Bis-diamine administration during pregnancy induces developmental and reproductive toxicities in rats


Bis-diamine was developed as amebicidal and male contraceptive agents; however, it is also reported to induce characteristic congenital heart defects especially in the cardiac conotruncal area of rats. Because of its characteristic congenital heart defects, bis-diamine-induced animal models can be used for studying congenital heart defects. However, comprehensive toxicological information regarding bis-diamine-induced congenital heart defects in this animal model is not available.


In this study, we investigated and characterized an animal model for bis-diamine-induced congenital heart defects. A single dose of 200-mg bis-diamine was administered by oral gavage to pregnant rats on gestation day 10, and then observed the representative toxicological endpoints for general systemic health of pregnant rats, embryo-fetal development, and parturition.


Characteristic congenital heart defects and other birth defects similar to DiGeorge syndrome were observed in bis-diamine-administered pregnant rats.
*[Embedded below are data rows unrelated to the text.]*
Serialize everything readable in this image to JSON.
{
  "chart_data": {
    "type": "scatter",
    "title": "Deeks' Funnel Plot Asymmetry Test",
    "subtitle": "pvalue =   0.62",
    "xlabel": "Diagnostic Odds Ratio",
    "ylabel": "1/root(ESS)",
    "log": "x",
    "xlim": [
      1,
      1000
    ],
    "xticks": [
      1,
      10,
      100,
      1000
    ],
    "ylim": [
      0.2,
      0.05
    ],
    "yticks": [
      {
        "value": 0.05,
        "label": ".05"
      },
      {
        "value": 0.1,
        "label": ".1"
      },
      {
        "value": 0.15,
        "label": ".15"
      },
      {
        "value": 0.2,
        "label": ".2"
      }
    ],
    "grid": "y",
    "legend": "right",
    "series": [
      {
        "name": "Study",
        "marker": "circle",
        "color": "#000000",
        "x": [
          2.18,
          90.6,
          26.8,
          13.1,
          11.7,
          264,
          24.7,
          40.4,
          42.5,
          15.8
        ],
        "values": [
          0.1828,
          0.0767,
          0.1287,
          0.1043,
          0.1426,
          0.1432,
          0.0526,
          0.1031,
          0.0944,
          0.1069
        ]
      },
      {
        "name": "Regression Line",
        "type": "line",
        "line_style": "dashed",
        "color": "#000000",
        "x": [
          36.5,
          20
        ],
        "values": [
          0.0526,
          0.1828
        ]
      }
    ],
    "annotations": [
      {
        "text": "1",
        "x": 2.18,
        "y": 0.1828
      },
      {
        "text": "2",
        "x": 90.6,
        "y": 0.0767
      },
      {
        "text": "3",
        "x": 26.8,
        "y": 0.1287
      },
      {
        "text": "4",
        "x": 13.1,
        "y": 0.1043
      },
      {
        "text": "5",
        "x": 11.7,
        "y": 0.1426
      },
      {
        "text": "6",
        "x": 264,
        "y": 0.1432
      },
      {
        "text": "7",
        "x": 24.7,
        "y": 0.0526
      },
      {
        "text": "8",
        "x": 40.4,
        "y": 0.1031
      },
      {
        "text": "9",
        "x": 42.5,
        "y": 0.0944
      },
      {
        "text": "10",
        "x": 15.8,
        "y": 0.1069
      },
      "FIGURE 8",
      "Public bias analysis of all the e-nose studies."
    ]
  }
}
In addition, developmental and reproductive toxicity findings, including increased postimplantation loss, decreased fetal weight, increased perinatal death, and increased gestation period, were observed in bis-diamine-administered pregnant rats. In particular, these developmental and reproductive toxicities were observed without maternal toxicity findings.


These results will be useful to use this animal model for further studies in congenital heart defects, cardiovascular defects, and understanding their mechanisms.


DiGeorge syndrome; birth defects; congenital heart defects; conotruncal anomalies; teratogen.